Kiss' drummer Peter Criss sings the song, which was co-written by Criss and guitarist Stan Penridge. The song was written before Criss had joined the band, while he and Penridge were members of Chelsea. A bootleg exists of the song from 1971, but the song was sung "Beck, what can I do?" "Beck" was the nickname of fellow Chelsea member Mike Brand's wife, Becky, who would call often during practices to ask Mike when he was coming home. In an article for Rolling Stone, Paul Stanley questioned Criss' role in co-writing the song, saying, "Peter had nothing to do with it." Changing the song's title to "Beth" for Kiss's recording has been credited to both Bob Ezrin and Gene Simmons , but Lydia Criss (who was married to Peter Criss throughout the 1970s) says that she alone is responsible for the name change.
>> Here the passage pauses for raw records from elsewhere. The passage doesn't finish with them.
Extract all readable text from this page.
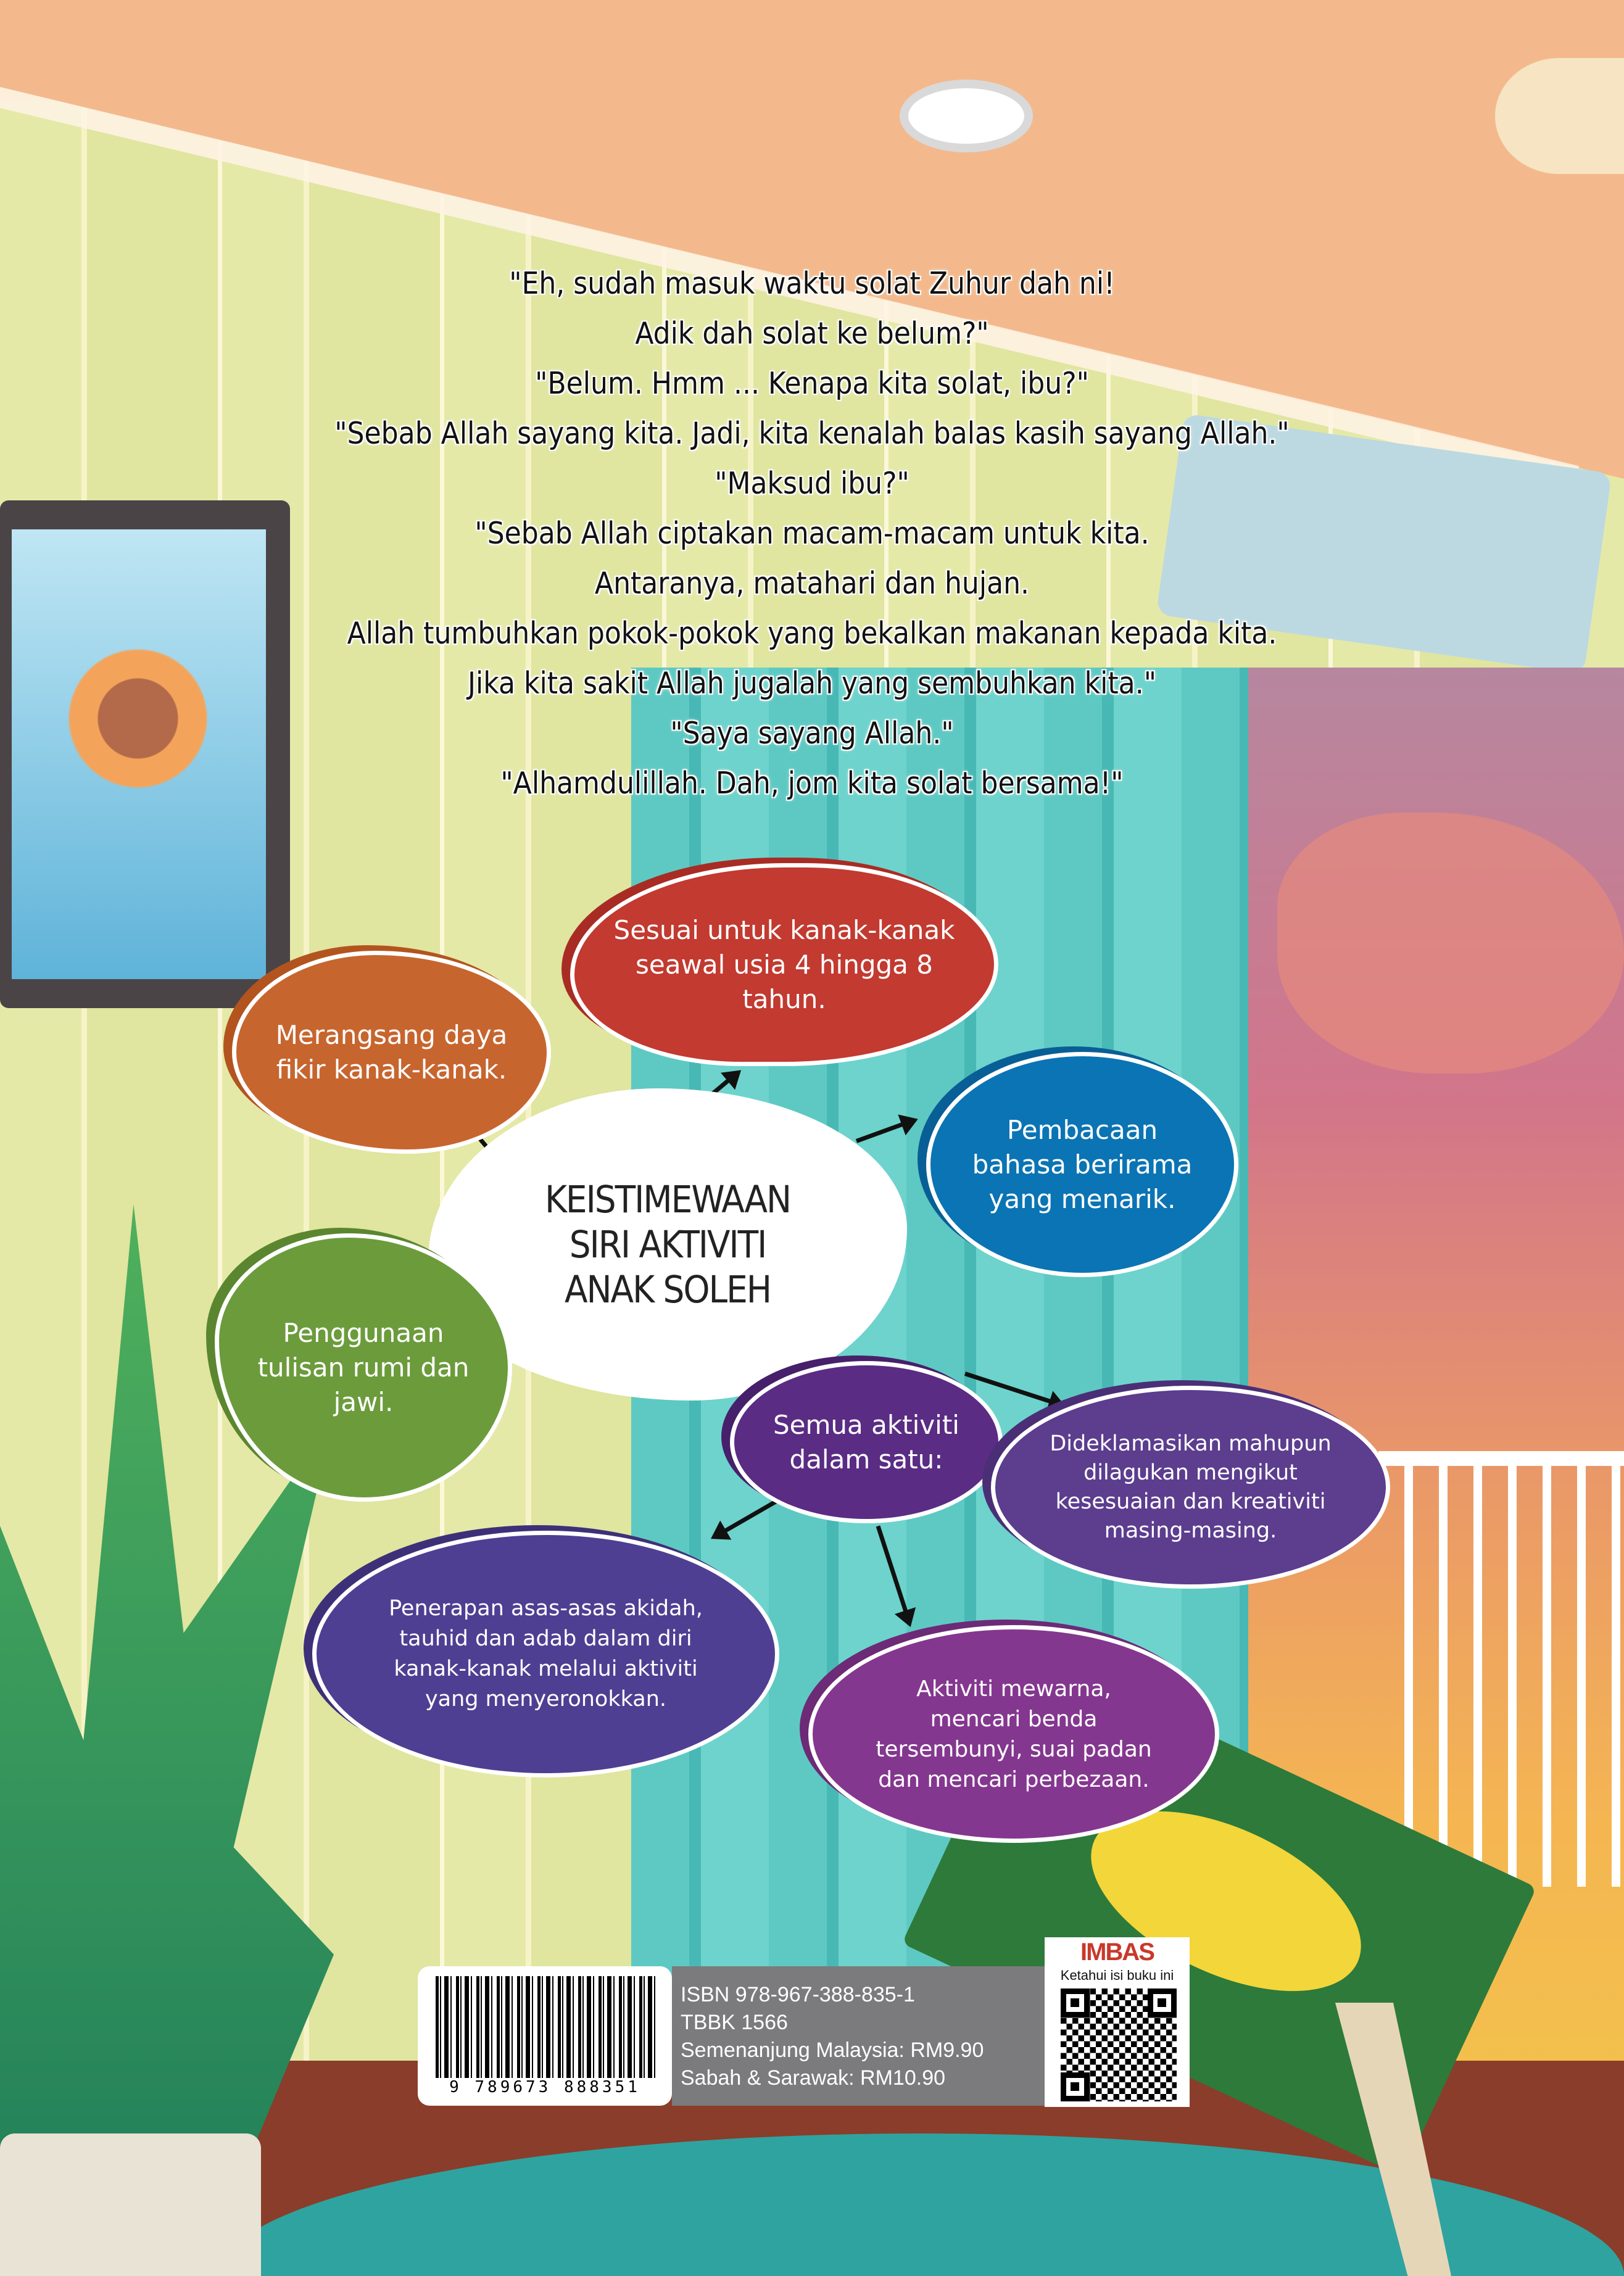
"Eh, sudah masuk waktu solat Zuhur dah ni!
Adik dah solat ke belum?"
"Belum. Hmm ... Kenapa kita solat, ibu?"
"Sebab Allah sayang kita. Jadi, kita kenalah balas kasih sayang Allah."
"Maksud ibu?"
"Sebab Allah ciptakan macam-macam untuk kita.
Antaranya, matahari dan hujan.
Allah tumbuhkan pokok-pokok yang bekalkan makanan kepada kita.
Jika kita sakit Allah jugalah yang sembuhkan kita."
"Saya sayang Allah."
"Alhamdulillah. Dah, jom kita solat bersama!"
Sesuai untuk kanak-kanak seawal usia 4 hingga 8 tahun.
Merangsang daya fikir kanak-kanak.
Pembacaan bahasa berirama yang menarik.
KEISTIMEWAAN
SIRI AKTIVITI
ANAK SOLEH
Penggunaan tulisan rumi dan jawi.
Semua aktiviti dalam satu:
Dideklamasikan mahupun dilagukan mengikut kesesuaian dan kreativiti masing-masing.
Penerapan asas-asas akidah, tauhid dan adab dalam diri kanak-kanak melalui aktiviti yang menyeronokkan.	Aktiviti mewarna, mencari benda tersembunyi, suai padan dan mencari perbezaan.
9 789673 888351
ISBN 978-967-388-835-1
TBBK 1566
Semenanjung Malaysia: RM9.90
Sabah & Sarawak: RM10.90
IMBAS
Ketahui isi buku ini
The song was a last-minute addition to the Destroyer album. According to Bill Aucoin, the manager of Kiss at that time, Simmons and Stanley did not want "Beth" on the album because it was not a typical Kiss song. Aucoin insisted on keeping the song on the record. During the recording sessions for the song, Criss was the only Kiss member in the studio, making it the only Kiss song that features no instrumental performances by any member of the band. Criss is backed by a piano and a string orchestra, a stark departure from the band's usual hard rock-oriented sound.
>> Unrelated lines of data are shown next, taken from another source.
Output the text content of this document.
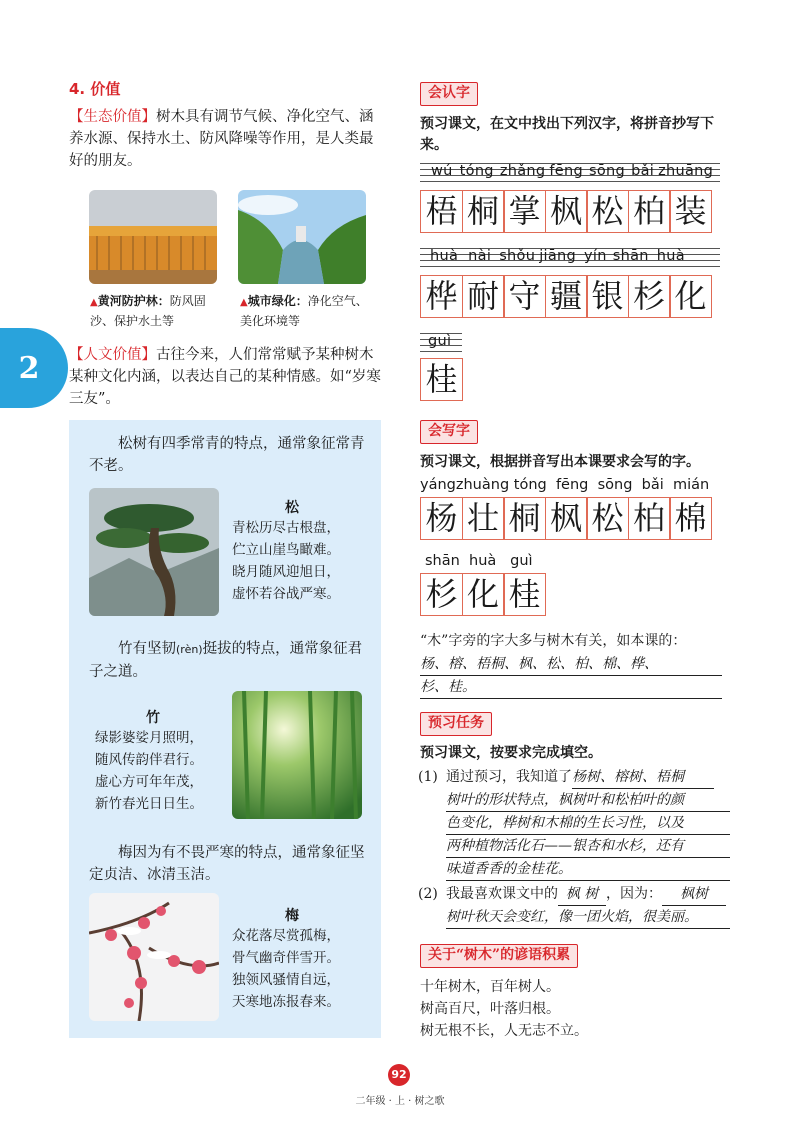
4. 价值
【生态价值】树木具有调节气候、净化空气、涵养水源、保持水土、防风降噪等作用，是人类最好的朋友。
▲黄河防护林：防风固沙、保护水土等
▲城市绿化：净化空气、美化环境等
2	【人文价值】古往今来，人们常常赋予某种树木某种文化内涵，以表达自己的某种情感。如“岁寒三友”。
松树有四季常青的特点，通常象征常青不老。
松
青松历尽古根盘，
伫立山崖鸟瞰难。
晓月随风迎旭日，
虚怀若谷战严寒。
竹有坚韧(rèn)挺拔的特点，通常象征君子之道。
竹
绿影婆娑月照明，
随风传韵伴君行。
虚心方可年年茂，
新竹春光日日生。
梅因为有不畏严寒的特点，通常象征坚定贞洁、冰清玉洁。
梅
众花落尽赏孤梅，
骨气幽奇伴雪开。
独领风骚情自远，
天寒地冻报春来。
会认字
预习课文，在文中找出下列汉字，将拼音抄写下来。
wú tóng zhǎng fēng sōng bǎi zhuāng
梧 桐 掌 枫 松 柏 装
huà nài shǒu jiāng yín shān huà
桦 耐 守 疆 银 杉 化
guì
桂
会写字
预习课文，根据拼音写出本课要求会写的字。
yángzhuàng tóng fēng sōng bǎi mián
杨 壮 桐 枫 松 柏 棉
shān huà guì
杉 化 桂
“木”字旁的字大多与树木有关，如本课的：
杨、榕、梧桐、枫、松、柏、棉、桦、
杉、桂。
预习任务
预习课文，按要求完成填空。
(1) 通过预习，我知道了杨树、榕树、梧桐
树叶的形状特点，枫树叶和松柏叶的颜
色变化，桦树和木棉的生长习性，以及
两种植物活化石——银杏和水杉，还有
味道香香的金桂花。
(2) 我最喜欢课文中的 枫 树 ，因为： 枫树
树叶秋天会变红，像一团火焰，很美丽。
关于“树木”的谚语积累
十年树木，百年树人。
树高百尺，叶落归根。
树无根不长，人无志不立。
92
二年级 · 上 · 树之歌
When released as a single, "Beth" was initially the B-side of "Detroit Rock City". Some of the initial credit for the flip-hit goes to Rosalie Trombley, at the time the music director at "The Big 8" CKLW in Windsor, Ontario. Trombley's daughter had a copy of the 45 and was hooked on "Beth", and began nagging her mother about it. "Beth" wasn't being promoted as the "A" side, but Trombley added it to CKLW's playlist. After "Beth" became a smash, Kiss presented Trombley's daughter with a gold record. Kiss and Casablanca Records reissued "Beth" as an A-side with "Detroit Rock City" as the B-side, and it was far more successful. The single went gold in the US (the first Kiss single to do so) on January 5, 1977 and in Canada on December 1, 1976.

"Beth" is also credited as invigorating sluggish sales of the Destroyer album, which many fans initially saw as a misstep. In 1977, Kiss received a People's Choice Award for "Beth", one of the few industry awards the band ever won.
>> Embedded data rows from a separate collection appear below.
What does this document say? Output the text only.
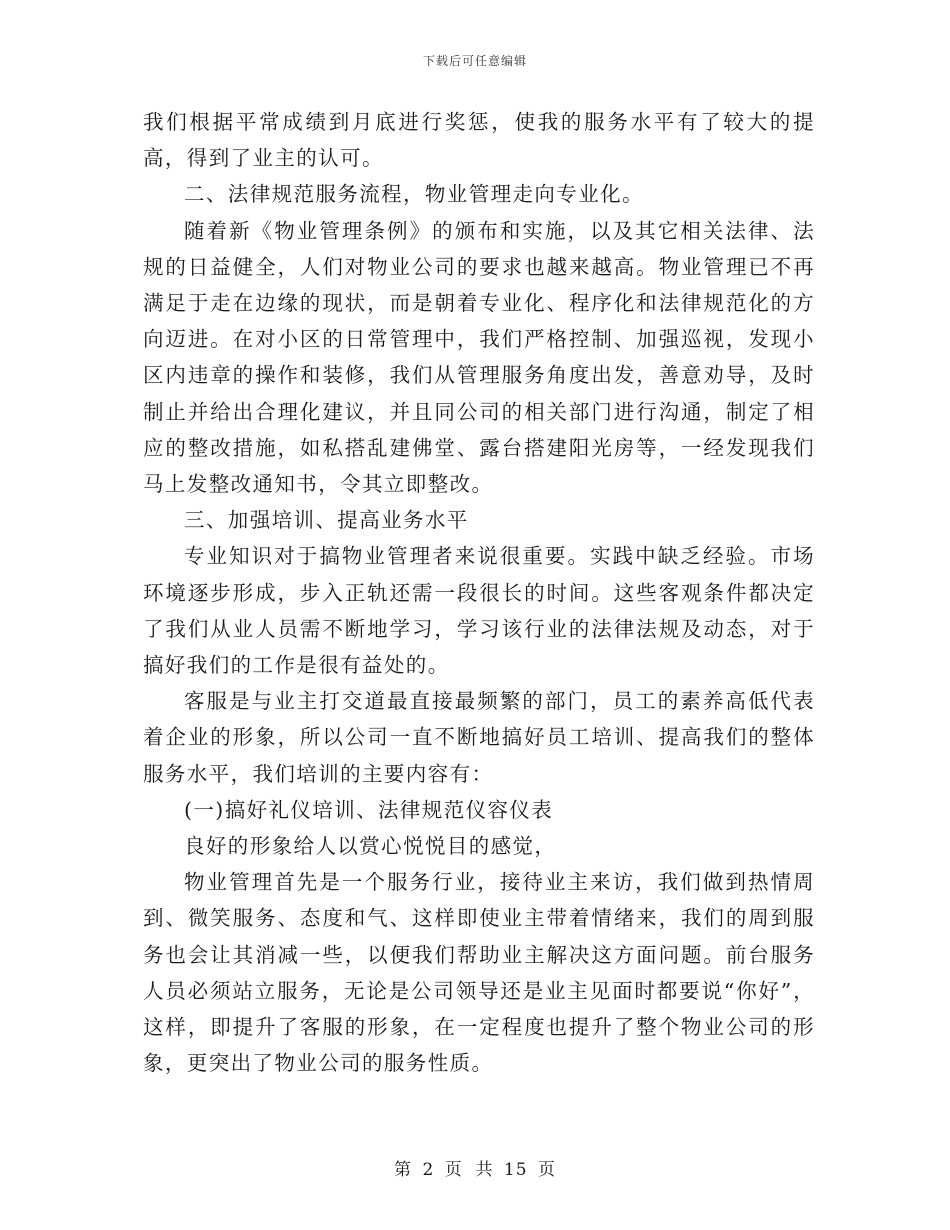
下载后可任意编辑

我们根据平常成绩到月底进行奖惩，使我的服务水平有了较大的提高，得到了业主的认可。

二、法律规范服务流程，物业管理走向专业化。

随着新《物业管理条例》的颁布和实施，以及其它相关法律、法规的日益健全，人们对物业公司的要求也越来越高。物业管理已不再满足于走在边缘的现状，而是朝着专业化、程序化和法律规范化的方向迈进。在对小区的日常管理中，我们严格控制、加强巡视，发现小区内违章的操作和装修，我们从管理服务角度出发，善意劝导，及时制止并给出合理化建议，并且同公司的相关部门进行沟通，制定了相应的整改措施，如私搭乱建佛堂、露台搭建阳光房等，一经发现我们马上发整改通知书，令其立即整改。

三、加强培训、提高业务水平

专业知识对于搞物业管理者来说很重要。实践中缺乏经验。市场环境逐步形成，步入正轨还需一段很长的时间。这些客观条件都决定了我们从业人员需不断地学习，学习该行业的法律法规及动态，对于搞好我们的工作是很有益处的。

客服是与业主打交道最直接最频繁的部门，员工的素养高低代表着企业的形象，所以公司一直不断地搞好员工培训、提高我们的整体服务水平，我们培训的主要内容有：

(一)搞好礼仪培训、法律规范仪容仪表

良好的形象给人以赏心悦悦目的感觉，

物业管理首先是一个服务行业，接待业主来访，我们做到热情周到、微笑服务、态度和气、这样即使业主带着情绪来，我们的周到服务也会让其消减一些，以便我们帮助业主解决这方面问题。前台服务人员必须站立服务，无论是公司领导还是业主见面时都要说“你好”，这样，即提升了客服的形象，在一定程度也提升了整个物业公司的形象，更突出了物业公司的服务性质。

第 2 页  共 15 页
Live, "Beth" was performed by Criss alone on stage backed by a tape of the instrumental track. The acoustic version featured on Kiss Unplugged is the only recording with members of Kiss solely backing up Criss. The version of "Beth" featured on the group's 2003 Kiss Symphony: Alive IV DVD and subsequent album (less Ace Frehley) would be the only time the song was performed live with an ensemble. In 2010, the song was performed live for the first time with Eric Singer on acoustic guitars during their Sonic Boom Over Europe Tour and again on their The Hottest Show on Earth Tour in 2011. It has since been again removed from setlists, but the band occasionally performs the song at meet and greet sessions.

1 comment:

  1. Thanks for the birthday wishes... LOL And I'd always wondered about Beth. That WAS a truly strange departure for them!